Credit Enhancers Endure the Worst Year of Their Lives

The financial crisis last year blew the credit-enhancement industry apart.

The rankings for bond insurers and letter of credit providers in the first half of 2009 bear minimal resemblance to the past half-decade.

Some of the companies that in past years were at or near the top of the Thomson Reuters tables listing credit-enhancement providers are nowhere to be found in the tables for the first six months of this year.

And some of the participants nowhere to be found in the past are now near the top.

Bond insurance in particular offers a stark contrast. Downgrades by the three major rating agencies have upended the value of insurance, squeezing penetration rates and forcing several major insurers to find new ways to stay afloat.

In an industry that used to have seven viable competitors, just three insurers have been active this year.

Two of them — Assured Guaranty Corp. and Financial Security Assurance Inc. — merged and now form the dominant insurer. The two companies combined for an 83% market share in the first half, with 1,179 insured issues at $20.87 billion face value.

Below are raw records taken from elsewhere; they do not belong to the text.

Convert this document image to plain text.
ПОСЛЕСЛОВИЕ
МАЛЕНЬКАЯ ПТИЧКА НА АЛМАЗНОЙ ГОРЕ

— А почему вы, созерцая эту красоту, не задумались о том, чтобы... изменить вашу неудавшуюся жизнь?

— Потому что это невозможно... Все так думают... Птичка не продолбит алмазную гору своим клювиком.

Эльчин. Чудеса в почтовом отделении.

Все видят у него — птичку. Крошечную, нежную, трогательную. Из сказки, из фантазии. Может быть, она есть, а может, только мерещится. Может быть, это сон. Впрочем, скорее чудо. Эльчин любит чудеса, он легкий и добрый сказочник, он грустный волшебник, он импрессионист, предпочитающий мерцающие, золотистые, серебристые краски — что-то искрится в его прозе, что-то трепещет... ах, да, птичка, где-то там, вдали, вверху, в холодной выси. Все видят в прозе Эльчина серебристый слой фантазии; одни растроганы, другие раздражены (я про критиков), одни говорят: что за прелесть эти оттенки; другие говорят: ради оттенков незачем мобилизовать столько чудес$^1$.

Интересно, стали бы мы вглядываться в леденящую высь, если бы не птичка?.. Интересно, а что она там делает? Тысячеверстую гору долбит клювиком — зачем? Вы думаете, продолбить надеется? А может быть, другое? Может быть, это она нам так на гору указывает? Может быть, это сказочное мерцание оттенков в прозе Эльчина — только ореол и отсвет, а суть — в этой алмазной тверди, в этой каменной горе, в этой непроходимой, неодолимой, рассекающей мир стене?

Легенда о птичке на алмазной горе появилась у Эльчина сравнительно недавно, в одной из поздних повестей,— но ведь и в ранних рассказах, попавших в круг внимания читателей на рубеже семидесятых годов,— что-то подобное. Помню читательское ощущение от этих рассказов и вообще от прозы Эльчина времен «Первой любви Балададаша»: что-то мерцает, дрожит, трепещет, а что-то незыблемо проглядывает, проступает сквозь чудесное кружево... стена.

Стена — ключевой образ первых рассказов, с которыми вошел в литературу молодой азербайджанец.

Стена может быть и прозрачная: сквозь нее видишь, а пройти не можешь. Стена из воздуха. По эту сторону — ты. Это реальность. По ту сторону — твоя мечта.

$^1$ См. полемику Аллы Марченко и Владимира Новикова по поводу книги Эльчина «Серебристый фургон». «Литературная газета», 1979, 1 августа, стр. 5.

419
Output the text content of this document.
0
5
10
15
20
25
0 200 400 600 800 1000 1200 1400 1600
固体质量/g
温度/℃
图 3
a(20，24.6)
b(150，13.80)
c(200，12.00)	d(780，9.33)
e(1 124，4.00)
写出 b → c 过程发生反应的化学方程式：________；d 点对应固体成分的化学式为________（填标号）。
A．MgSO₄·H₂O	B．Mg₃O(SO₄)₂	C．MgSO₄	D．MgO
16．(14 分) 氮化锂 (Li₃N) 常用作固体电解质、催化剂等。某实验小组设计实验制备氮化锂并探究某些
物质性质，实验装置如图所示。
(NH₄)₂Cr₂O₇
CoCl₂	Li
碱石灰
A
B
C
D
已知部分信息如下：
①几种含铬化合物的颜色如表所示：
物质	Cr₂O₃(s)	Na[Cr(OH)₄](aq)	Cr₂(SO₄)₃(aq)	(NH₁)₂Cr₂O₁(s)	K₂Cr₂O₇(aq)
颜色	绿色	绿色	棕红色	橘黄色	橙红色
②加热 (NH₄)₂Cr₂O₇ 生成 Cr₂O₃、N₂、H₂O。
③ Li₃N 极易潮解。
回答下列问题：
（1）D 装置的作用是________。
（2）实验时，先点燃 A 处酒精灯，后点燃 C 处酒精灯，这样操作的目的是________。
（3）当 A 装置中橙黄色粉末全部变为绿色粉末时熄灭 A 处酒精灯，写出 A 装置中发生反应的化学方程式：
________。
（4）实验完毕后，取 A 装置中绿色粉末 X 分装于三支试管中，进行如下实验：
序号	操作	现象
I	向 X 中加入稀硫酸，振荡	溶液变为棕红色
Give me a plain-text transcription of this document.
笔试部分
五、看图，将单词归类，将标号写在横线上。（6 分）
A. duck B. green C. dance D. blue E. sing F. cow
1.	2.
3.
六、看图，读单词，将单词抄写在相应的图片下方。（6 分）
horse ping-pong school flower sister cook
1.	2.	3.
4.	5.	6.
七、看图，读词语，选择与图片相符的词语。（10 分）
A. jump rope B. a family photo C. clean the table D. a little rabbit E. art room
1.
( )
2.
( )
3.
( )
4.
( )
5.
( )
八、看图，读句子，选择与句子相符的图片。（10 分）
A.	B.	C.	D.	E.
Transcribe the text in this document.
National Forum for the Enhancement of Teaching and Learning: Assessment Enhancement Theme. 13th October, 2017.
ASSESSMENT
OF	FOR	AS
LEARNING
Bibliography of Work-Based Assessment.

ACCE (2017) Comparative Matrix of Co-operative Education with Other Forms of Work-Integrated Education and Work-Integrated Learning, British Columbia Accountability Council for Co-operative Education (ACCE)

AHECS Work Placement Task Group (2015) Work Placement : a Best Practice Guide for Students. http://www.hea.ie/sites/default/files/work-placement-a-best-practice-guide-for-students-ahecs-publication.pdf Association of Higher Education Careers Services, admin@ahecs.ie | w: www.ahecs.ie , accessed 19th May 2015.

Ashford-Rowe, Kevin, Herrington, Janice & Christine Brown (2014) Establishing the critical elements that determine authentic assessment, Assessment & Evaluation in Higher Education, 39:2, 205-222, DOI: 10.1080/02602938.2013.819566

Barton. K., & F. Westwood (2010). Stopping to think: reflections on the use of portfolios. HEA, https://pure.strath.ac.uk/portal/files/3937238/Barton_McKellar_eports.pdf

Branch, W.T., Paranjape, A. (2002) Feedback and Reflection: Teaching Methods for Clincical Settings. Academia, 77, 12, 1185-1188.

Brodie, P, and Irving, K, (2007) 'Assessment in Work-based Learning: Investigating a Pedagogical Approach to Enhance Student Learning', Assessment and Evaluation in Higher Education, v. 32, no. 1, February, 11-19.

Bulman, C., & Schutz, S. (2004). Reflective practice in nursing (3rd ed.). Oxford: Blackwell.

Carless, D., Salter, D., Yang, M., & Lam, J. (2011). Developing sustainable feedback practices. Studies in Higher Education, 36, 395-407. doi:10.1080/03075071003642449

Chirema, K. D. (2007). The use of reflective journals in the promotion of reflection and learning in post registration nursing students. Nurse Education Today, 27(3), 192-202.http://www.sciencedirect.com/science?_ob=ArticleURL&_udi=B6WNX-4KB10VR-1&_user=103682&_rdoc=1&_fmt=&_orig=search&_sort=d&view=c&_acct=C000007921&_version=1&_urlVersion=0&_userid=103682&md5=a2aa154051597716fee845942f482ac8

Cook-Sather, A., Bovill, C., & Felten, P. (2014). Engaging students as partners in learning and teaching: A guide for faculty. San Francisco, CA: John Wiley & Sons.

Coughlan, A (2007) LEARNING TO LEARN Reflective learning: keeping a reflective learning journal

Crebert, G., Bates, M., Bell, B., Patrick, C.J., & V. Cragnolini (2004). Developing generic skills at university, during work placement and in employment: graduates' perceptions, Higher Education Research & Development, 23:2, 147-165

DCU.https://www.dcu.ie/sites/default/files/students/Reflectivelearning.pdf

That was mostly Assured Guaranty, whose insured principal amount for the period fell only slightly, to $17.8 billion.

Under its former parent company, Dexia, FSA’s underwriting collapsed to just $3.07 billion from $34.08 billion in the first six months of last year.

Dominic Frederico, chief executive of the merged company, said he expects FSA’s volume to bounce back not to where it was last year, but perhaps to a level similar to Assured.

He also welcomes more competitors. Municipalities need more insurance than Assured and FSA are capable of providing, he said.

“You still hear a lot of complaints in the market that there isn’t enough capacity,” Frederico said. “We can only do so much business.”

Warren Buffett’s Berkshire Hathaway Assurance Corp. was picky in the first quarter and even pickier in the second. The company insured four bond issues in the first three months of the year. In April through June, it insured one.

Berkshire’s market share in the first half was 2.3%, with $583.3 million in insured bonds.

Other than Berkshire, the most immediate threat to Assured’s supremacy is Municipal Infrastructure and Assurance Corp. A partnership between Macquarie Group and Citadel Investment Group, MIAC is a proposed muni-only insurer that is still awaiting ratings.

The company hopes to insure more than $25 billion of debt in its first year.

Two mutually owned insurers have also been proposed, one by the National League of Cities and one by HRF Associates.

Both Frederico and MIAC chief executive officer Thomas Randazzo say they see room for at least three competitors in the bond insurance industry. Both also say they can see more than 30% of new municipal bonds carrying insurance again.

Insurance penetration rates have tumbled from their peaks earlier this decade. More than $228 billion in insured bonds came to market in 2005, representing well more than half of municipalities’ borrowings in the bond market.

This year’s first-half insured issuance was $21.45 billion, or about $43 billion annualized. Insurance penetration in June was less than 5%.

As if further demonstration of the industry shake-out were needed, consider this: if the entire bond insurance industry this year were combined and annualized, the combined entity would have been in fourth place in 2005.

In 2005, the top nine insurers wrapped more than 7,000 issues. This year the industry is on pace to wrap 2,366 deals based on an annualized rate. 

The rankings for letter of credit providers also show a new mix. The turmoil in financial markets forced downgrades of many banks, pushing some of them out of the market for short-term liquidity ­enhancement.

LOCs are often used on short-term instruments like variable-rate debt obligations, which need stellar ratings to be eligible for purchase by money market funds.

Those banks whose ratings survived the crisis enjoy a less competitive market with more attractive pricing, according to Rich Raffetto, who is in charge of the public sector banking group at U.S. Bank.

U.S. Bank rocketed from fifth this time last year to No. 1 in the first half of this year.

The Minneapolis-based bank provided 51 LOCs with a face value of $2.21 billion in the first half. While this only marked growth of 7.4% over last year, it nearly tripled the bank’s market share, to 19.4%.

“Our standout from a credit ratings perspective has helped us to gain market share,” Raffetto said. “We are benefiting from that flight to quality.”

JPMorgan was second with $2.15 billion in enhancement in the first half. The firm’s market share nearly doubled to 19%, despite a 47% decline in business.

Bank of America, which was first in the rankings this time last year, slipped to third. The Charlotte, N.C.-based bank’s LOC volume tumbled 83%, knocking nearly nine percentage points off the company’s market share.

The list is replete with banks that did not sniff the top 10 last year. Branch Banking & Trust Co. leaped from 17th to fifth, with $698.6 million in LOCs.

Harris NA, which was 34th last year with a 0.3% market share, is now seventh, with a 2.6% share.

Northern Trust Co. bounded from 26th to 10th, improving its market share to 2.2% from 0.6%. JPMorgan led the market for standby purchase agreements, with $282.4 million and a 21.3% market share. U.S. Bank was second with $230 million and a 17.4% share.